For any question or request related to your personal data processing or your privacy defense, you can send an e-mail to the privacy@rivedil.it dedicated address.

07) DATA RETENTION
Personal data retention will last as long as it is strictly necessary for the fulfilment of purposes described at point 4, in the lawful respect of your privacy and in compliance with the current regulation.
For analytical purposes, aiming at the development or improvement of the service provided, user’s personal data may be stored for 36 months.
For direct marketing and profiling purposes, we store your data for the maximum period allowed by appliable regulations (that is 24 and 12 months respectively).
Bills, accounting documents, and data relating to commercial transactions are being stored for 11 years, in accordance with the law (fiscal duties included).

Where the right to be forgotten is exercised by a request to the controller for erasure of personal data, such data will be stored, in a protected and limited-access way, for purposes relating to crime investigation and prosecution only.
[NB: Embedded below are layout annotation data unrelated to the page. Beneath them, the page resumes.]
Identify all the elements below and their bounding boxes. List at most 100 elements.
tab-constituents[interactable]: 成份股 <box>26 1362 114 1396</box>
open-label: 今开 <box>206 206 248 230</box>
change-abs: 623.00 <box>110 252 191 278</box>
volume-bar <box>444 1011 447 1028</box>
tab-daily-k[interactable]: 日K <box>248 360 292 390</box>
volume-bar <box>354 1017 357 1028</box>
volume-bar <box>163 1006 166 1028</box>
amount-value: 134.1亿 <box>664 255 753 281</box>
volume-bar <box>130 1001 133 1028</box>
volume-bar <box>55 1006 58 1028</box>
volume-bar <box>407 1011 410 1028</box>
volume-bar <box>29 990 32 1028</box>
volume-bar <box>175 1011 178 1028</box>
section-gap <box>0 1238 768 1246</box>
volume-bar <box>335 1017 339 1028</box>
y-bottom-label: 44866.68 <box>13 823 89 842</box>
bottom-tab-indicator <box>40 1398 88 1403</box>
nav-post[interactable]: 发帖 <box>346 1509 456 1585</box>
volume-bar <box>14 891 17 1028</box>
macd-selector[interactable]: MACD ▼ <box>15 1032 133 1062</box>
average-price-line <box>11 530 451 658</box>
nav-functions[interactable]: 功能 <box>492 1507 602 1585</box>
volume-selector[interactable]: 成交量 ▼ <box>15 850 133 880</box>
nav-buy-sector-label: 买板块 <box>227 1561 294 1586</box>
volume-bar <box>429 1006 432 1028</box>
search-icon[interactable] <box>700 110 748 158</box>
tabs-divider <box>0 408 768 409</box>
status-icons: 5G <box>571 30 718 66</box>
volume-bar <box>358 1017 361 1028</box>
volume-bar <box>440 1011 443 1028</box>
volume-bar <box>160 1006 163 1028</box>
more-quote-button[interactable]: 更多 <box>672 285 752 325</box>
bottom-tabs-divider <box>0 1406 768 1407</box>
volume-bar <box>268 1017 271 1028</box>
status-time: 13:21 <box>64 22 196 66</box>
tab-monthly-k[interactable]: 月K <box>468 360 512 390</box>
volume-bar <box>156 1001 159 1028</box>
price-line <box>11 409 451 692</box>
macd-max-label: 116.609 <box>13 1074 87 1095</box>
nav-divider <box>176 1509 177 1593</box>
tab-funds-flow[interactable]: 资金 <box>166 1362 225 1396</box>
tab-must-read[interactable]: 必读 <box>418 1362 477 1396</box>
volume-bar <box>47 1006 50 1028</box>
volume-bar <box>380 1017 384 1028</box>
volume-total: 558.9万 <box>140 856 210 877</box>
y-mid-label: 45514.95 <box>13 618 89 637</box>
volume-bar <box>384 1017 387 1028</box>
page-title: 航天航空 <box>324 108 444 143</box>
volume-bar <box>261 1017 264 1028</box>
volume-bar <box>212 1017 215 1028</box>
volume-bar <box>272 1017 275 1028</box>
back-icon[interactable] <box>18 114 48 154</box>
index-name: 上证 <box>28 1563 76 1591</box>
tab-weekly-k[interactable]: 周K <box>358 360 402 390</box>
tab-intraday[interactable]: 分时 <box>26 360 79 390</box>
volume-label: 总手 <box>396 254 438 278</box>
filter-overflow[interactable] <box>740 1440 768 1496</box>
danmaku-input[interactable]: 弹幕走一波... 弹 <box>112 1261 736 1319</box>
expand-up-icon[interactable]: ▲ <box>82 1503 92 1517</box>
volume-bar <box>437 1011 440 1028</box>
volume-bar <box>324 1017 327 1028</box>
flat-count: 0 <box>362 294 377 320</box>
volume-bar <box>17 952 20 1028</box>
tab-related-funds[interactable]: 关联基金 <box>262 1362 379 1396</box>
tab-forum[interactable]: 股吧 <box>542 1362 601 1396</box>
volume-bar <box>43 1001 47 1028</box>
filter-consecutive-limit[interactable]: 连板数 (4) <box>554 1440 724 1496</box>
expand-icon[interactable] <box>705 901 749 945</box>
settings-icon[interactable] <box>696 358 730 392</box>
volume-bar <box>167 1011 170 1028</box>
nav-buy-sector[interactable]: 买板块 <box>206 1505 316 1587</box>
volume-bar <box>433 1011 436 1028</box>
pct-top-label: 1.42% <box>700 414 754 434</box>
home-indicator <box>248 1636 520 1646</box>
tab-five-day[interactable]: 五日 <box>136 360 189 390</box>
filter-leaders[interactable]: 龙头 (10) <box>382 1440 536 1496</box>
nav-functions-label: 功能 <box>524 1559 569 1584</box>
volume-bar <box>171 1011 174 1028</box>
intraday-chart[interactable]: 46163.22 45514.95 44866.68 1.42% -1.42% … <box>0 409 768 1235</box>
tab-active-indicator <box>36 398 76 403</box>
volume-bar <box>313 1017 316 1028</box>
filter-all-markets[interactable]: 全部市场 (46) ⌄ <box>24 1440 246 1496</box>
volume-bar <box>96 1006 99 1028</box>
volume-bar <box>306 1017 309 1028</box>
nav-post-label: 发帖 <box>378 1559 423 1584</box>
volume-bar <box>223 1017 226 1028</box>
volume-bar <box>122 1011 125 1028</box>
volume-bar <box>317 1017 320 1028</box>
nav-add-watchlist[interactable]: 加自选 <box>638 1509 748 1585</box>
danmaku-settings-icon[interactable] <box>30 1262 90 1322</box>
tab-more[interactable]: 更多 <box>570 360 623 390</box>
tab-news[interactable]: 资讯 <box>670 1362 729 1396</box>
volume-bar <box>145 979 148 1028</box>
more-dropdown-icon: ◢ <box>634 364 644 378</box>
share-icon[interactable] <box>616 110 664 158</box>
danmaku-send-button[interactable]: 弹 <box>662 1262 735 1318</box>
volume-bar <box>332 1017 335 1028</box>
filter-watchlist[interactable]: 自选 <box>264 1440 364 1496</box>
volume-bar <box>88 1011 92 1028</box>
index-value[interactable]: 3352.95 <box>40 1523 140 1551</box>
Data will be stored for a period not exceeding 12 months, since request acquisition; after that period, they will be securely erased or irreversibly anonymized.
Lastly, we are glad to remember that, for the same purposes, data relating to web traffic, with the exclusion of the contents of communications, will be stored for a period not exceeding 6 years since the date of communication, in compliance with article 24 of the Law no. 167/2017, which adopted the EU Directive no. 2017/541 on combating terrorism.

08) CHANGES TO THE PRIVACY POLICY

The current Privacy Policy may be modified in the course of time. In case of substantial changes to purposes and means of the processing of personal data by the controller, the latter will inform the user by publishing modifications on its website (“Privacy Policy”) or by other channels provided by the user, just like e-mail.